@paul driver wrote:
I agree the whole purpose of stp alone in an ideal network is to negate a loop but even when its being correctly used but just because its suppose to do it, doesn't mean it will do it or should i say have chance to do it.
what if the switch(s) are not capable of processing stp at that particular time or the design of the network is that convergence of stp is slow, Enough to an extent a loop can be formed to cause a disruption?
@paul driver , an excellent question, although using an "ideal network", using STP as intended, makes it much less likely for a L2 loop to be initially created, due to, a port coming on-line blocks all but BPDU traffic while it ascertains, whether it appears safe to unblock that port.
The risk of Portfast is, it immediately unblocks the port, without any dynamic analysis, whether it's safe to do so.
Big difference in approaches.
Standard STP, let's first hopefully determine if we're going to create a L2 loop before unblocking the port, vs. Portfast, let's possibly create a L2 loop first, hopefully we don't, and then, also hopefully, somehow, successfully close one we did create.

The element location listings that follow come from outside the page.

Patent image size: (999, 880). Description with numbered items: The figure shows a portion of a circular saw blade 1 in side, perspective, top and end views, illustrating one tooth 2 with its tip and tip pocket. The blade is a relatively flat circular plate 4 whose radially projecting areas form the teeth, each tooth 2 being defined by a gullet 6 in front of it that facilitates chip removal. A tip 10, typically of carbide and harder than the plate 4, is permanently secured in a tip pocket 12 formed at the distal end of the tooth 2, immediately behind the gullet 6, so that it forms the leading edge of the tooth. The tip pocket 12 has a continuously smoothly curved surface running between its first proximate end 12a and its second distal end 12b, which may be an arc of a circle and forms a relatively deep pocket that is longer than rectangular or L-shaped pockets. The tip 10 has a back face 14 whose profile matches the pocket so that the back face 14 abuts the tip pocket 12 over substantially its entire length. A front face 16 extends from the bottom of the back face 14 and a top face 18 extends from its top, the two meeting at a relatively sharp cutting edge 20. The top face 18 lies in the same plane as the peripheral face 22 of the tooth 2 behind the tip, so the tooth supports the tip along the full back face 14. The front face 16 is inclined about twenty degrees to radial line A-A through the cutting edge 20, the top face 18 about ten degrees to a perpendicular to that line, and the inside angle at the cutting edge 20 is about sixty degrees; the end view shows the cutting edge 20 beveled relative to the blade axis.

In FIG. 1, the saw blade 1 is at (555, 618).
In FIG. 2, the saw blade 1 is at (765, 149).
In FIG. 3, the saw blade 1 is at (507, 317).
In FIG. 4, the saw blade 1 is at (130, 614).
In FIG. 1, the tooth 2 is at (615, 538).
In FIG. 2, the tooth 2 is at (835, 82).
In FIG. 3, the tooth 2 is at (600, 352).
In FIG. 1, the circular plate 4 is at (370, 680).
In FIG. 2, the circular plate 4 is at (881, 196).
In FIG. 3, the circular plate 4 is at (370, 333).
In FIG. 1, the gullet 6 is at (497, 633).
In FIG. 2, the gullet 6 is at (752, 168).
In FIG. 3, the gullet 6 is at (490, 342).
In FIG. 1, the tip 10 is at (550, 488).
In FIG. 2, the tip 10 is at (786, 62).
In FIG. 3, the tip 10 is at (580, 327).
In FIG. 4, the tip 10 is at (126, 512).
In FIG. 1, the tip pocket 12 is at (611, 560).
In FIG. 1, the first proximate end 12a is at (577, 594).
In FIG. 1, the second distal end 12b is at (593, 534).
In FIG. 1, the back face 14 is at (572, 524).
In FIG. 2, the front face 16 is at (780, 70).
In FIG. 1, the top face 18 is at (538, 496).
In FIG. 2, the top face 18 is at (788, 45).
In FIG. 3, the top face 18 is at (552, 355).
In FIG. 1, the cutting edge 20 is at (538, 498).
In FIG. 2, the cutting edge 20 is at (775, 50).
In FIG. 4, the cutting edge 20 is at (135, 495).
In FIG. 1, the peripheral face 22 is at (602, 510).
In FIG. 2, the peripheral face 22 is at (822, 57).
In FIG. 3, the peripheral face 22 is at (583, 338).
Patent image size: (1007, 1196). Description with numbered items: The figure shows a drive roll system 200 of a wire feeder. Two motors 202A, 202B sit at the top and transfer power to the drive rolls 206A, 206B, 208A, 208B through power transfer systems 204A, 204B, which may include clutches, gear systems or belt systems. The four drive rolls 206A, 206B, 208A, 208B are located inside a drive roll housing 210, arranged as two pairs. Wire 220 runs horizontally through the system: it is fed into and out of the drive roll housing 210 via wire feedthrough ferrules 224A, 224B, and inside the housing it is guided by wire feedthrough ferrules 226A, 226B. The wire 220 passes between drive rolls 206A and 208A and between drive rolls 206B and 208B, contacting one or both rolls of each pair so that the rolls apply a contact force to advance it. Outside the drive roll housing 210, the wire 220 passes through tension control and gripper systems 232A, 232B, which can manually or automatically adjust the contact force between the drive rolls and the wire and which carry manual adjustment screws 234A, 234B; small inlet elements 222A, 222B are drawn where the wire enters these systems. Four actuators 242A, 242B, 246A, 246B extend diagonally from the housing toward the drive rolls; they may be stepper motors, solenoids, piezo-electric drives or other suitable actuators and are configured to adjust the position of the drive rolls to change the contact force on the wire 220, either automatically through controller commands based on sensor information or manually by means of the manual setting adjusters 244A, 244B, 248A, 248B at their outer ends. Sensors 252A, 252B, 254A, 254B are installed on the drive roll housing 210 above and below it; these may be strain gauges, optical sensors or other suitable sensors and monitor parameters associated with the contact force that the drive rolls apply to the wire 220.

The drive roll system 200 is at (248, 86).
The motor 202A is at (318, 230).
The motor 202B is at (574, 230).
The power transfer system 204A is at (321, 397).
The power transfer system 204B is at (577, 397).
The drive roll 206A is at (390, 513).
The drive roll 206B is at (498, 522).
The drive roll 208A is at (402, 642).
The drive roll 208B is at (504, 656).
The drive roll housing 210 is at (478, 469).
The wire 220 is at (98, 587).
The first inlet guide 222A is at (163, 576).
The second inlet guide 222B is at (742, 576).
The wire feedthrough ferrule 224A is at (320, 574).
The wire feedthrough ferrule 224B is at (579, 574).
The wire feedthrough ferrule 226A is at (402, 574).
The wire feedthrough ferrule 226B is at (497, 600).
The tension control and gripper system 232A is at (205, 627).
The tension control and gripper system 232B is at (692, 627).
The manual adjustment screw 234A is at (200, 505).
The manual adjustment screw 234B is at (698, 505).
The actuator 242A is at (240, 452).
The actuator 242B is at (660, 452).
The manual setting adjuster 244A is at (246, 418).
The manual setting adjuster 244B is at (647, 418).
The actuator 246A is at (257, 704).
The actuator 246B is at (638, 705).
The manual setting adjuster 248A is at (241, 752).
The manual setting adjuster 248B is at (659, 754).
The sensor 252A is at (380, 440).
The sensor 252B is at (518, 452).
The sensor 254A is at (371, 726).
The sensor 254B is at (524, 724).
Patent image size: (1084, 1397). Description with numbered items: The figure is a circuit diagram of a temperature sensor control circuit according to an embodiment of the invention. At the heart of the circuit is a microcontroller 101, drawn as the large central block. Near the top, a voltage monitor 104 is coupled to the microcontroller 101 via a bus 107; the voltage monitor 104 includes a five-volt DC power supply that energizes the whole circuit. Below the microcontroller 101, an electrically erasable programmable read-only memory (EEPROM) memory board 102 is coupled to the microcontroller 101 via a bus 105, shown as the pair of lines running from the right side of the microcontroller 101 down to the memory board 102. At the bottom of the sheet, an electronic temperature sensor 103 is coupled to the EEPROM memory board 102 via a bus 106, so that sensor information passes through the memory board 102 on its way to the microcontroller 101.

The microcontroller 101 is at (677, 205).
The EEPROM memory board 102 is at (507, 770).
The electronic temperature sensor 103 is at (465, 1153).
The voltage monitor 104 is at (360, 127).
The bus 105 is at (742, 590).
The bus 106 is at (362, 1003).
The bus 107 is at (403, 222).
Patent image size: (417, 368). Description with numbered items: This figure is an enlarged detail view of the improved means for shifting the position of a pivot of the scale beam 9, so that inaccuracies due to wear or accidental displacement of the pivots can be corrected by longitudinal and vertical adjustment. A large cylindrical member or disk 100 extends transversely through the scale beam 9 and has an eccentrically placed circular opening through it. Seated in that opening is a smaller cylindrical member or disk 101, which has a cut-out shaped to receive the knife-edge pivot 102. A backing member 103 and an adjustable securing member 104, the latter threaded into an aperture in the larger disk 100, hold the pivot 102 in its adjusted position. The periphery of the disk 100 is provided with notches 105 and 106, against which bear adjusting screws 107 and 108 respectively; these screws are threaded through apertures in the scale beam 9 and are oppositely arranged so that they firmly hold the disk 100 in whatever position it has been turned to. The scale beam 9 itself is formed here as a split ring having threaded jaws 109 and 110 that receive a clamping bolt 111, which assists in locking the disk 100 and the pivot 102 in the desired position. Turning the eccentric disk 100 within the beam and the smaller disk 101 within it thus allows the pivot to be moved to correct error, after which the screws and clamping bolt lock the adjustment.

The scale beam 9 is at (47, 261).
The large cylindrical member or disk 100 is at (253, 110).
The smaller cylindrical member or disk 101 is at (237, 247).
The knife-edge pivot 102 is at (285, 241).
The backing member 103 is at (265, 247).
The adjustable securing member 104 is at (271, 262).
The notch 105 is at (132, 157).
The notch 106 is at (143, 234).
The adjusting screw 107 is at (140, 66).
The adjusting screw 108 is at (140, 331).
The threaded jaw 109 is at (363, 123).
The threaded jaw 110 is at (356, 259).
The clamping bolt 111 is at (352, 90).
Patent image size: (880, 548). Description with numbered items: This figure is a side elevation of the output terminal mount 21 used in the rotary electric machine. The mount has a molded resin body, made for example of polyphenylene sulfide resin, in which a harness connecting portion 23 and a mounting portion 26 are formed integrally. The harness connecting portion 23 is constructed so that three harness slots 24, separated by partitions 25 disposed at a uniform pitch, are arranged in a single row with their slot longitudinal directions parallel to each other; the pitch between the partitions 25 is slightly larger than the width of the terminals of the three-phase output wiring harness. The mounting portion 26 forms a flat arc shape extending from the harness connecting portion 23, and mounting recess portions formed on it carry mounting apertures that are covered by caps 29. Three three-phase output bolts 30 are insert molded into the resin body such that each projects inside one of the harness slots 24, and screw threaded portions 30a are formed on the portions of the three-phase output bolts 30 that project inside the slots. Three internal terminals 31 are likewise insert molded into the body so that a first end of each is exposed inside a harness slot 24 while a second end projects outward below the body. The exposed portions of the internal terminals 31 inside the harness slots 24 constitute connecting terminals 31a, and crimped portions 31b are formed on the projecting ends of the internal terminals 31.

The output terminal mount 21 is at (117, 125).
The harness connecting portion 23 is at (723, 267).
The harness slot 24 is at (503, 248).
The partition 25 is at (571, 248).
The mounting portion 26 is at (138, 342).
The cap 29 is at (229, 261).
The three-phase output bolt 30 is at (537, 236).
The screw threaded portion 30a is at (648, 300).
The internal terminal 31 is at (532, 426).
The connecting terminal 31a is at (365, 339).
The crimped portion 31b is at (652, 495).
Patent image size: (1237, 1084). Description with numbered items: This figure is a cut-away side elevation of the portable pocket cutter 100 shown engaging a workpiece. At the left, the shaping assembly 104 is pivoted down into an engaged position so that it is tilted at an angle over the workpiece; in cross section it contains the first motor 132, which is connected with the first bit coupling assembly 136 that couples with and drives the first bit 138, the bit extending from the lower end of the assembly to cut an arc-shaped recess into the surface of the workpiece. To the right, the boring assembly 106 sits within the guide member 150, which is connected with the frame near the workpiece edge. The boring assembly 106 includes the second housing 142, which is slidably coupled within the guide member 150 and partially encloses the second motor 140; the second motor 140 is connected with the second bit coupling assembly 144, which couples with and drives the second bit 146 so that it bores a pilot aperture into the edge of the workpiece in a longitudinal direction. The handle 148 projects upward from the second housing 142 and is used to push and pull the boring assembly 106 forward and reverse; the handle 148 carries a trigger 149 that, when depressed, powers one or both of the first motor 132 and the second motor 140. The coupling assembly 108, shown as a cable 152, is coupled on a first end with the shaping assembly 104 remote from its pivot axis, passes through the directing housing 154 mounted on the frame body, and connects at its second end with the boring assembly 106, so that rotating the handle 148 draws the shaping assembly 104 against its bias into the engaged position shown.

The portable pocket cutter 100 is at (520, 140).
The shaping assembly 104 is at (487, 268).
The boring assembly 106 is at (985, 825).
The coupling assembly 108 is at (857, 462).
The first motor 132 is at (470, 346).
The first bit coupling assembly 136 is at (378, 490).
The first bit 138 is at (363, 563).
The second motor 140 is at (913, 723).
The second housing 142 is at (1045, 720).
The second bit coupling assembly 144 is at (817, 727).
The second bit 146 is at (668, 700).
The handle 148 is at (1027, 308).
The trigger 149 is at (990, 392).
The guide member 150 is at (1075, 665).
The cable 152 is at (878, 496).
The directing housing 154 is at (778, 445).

Admittedly, the standard STP analysis approach, can fail, and the STP recovery after the loop is inadvertently formed approach might succeed, but which would you suspect might have a better chance of not causing an issue?
As STP, in theory, can recover after inadvertent loop creation, in theory, for that purpose, alone, no need for BPDUGuard.
Or another way to say it, BPDUGuard, if used to break a loop that STP didn't, might be considered, what we used to call, a "belt and suspenders" solution. In theory, if either the belt or suspenders fails, your pants don't fall down. We now have failure redundancy.
However, if our belt was but a string, might it be more prone to failure? If so, if using that as a belt, alone, probability failure likely increases but offset by using suspenders.
So, let's consider Portfast a string belt.
Is this making any sense?
BTW, I'm not against using BPDUGuard, or against redundancy, but there's cost to redundancy, and various odds of different kinds of failure.
For example, one chassis might have redundant sups, power supplies and line cards, but the chassis, itself, remains a single point of failure. Chassis, though, generally, have a lower expectation of failure, than the active components. However, we might go with a two chassis setup, for something like the core. (In the latter, two chassis setup, one can then debate, should the two chassis have dual sups, dual line cards, dual power supplies.)
In one firm I worked at, they took redundancy very, very seriously, they even considered whether dual chassis should use totally different platforms, even perhaps different hardware vendors, hoping a bug on one wouldn't be on the other. For our WAN connections, even using different WAN providers, we tried to avoid those different vendor links running down the same trench or to the same pop.
I sometimes point out, the famous Titanic sinking, many died from an insufficient number of life boats, but not due to drowning, as some often assume! I believe, life jackets were available for everyone. Hundreds (337) were later recovered, most floating about in their life jackets, but having died from the freezing water.
So, after the Titanic, ships now are required to have sufficient life boats for all aboard. However, in the sinking of the Andrea Doria and Costa Concordia, both listed enough, half the life boats couldn't be used.
Oh, I'm not implying, ship life boats should be reduced, but even with redundancy, they might be suited for the more common failure probabilities rather than any possible failure. (Or consider, if you've flown commercially, where was your parachute?)
Such I think is this case, I believe, with STP, Portfast, BPPDGuard. Do your own analysis. Figure out what appears best for you.
Lastly, networks I've designed and/or maintained, almost always used Portfast on edge ports. But to mitigate L2 loop creation, we avoided having any STP intentional redundant L2 links; our redundancy was via L3, single logical device and/or Etherchannel.